High chemical prices and limited supplies have put many ethanol producers on the hunt for alternatives to these compounds. For example, through September 2007, imports of caustic were down 22 percent while exports were up 28 percent. "We're all trying to find alternatives but the alternatives still come at a higher price," Wendland says.

Grohs on the other hand recommends that producers be proactive about determining where their chemical supplies are coming from. "If some plants align themselves with the right distributors then they should be OK, but they need to look at this more seriously than they did in the past," he says. "Supply is of great importance. If you don't have supply, pricing doesn't really matter. Focus on supply and what your particular network of supply is doing."

Dependence Conundrum
Perhaps as disturbing as the price of these chemicals is the notion that in an effort to wean the country off the sweet milk of one commodity, that dependence has been transferred to others. "We're doing our best to reduce dependence on foreign oil but in a way we're still dependent," Wendland says.

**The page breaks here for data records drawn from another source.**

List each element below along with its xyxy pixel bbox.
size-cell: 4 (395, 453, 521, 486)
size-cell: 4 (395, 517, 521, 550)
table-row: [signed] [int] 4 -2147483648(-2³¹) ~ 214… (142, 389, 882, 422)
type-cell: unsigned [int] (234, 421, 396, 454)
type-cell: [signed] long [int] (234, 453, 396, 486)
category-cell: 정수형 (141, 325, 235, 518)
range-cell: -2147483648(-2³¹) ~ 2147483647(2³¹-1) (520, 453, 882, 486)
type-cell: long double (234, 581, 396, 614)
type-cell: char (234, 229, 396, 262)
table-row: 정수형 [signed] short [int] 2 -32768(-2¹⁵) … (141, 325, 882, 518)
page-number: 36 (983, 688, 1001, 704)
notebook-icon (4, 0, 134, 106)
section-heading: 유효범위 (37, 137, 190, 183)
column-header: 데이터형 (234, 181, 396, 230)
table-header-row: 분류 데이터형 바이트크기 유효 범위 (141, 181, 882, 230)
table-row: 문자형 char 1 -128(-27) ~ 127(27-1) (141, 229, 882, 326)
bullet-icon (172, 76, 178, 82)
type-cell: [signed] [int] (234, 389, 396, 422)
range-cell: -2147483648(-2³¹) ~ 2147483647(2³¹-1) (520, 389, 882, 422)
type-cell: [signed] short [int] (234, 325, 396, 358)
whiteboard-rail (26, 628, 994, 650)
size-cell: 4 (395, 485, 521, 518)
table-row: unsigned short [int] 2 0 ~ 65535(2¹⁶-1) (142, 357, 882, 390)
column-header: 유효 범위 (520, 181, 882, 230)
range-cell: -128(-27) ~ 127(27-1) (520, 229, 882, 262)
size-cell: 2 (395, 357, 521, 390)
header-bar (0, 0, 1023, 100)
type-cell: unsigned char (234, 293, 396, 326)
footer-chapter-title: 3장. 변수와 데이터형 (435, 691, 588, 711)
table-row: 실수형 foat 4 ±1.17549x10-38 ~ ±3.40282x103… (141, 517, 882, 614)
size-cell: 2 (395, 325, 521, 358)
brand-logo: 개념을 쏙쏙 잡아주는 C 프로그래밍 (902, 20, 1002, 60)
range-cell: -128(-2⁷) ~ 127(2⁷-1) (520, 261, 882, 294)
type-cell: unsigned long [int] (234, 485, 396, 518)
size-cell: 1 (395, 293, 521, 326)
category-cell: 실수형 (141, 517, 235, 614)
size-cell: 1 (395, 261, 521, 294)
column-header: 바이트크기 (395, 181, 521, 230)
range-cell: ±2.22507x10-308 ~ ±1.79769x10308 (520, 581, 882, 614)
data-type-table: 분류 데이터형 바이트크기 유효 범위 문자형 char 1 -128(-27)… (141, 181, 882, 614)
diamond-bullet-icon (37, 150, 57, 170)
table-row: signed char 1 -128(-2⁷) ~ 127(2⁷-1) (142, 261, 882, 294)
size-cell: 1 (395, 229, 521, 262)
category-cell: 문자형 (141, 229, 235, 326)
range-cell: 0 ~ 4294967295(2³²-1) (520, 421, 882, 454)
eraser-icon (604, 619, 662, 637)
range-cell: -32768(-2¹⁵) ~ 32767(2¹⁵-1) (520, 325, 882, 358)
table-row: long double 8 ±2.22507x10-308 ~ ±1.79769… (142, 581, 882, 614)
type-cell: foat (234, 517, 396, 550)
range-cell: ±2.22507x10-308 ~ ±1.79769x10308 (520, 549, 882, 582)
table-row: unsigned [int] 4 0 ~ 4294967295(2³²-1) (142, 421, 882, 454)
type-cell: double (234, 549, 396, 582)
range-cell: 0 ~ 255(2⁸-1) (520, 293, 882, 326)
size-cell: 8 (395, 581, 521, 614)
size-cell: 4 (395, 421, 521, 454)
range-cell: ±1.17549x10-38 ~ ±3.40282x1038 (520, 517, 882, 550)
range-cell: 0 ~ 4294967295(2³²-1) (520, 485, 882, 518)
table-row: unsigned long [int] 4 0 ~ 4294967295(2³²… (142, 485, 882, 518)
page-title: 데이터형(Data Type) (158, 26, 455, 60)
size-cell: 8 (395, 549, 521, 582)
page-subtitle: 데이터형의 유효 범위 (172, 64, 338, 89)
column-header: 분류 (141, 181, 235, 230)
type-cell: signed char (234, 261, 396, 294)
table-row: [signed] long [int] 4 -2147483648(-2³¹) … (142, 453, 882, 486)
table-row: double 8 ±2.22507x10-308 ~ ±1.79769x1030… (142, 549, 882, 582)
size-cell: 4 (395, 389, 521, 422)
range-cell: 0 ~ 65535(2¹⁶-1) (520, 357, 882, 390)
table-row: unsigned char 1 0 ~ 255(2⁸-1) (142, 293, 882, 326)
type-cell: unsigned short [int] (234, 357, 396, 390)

In addition, what once seemed to be a mutual interaction between the farmer and ethanol producer is now becoming a competitive one. "What you have here are two industries that are kind of cannibalizing themselves," Grohs says. "In a weird way they're competing with each other for the same products. The ethanol guys need the sulfuric acid but so do the fertilizer guys so they can make fertilizer for the farmers growing the corn. Ethanol guys need the urea but so do the farmers. It's going to be very interesting to see what happens in 2008 because at this point there's really no sign of any of this escalation in pricing or supply shortages changing."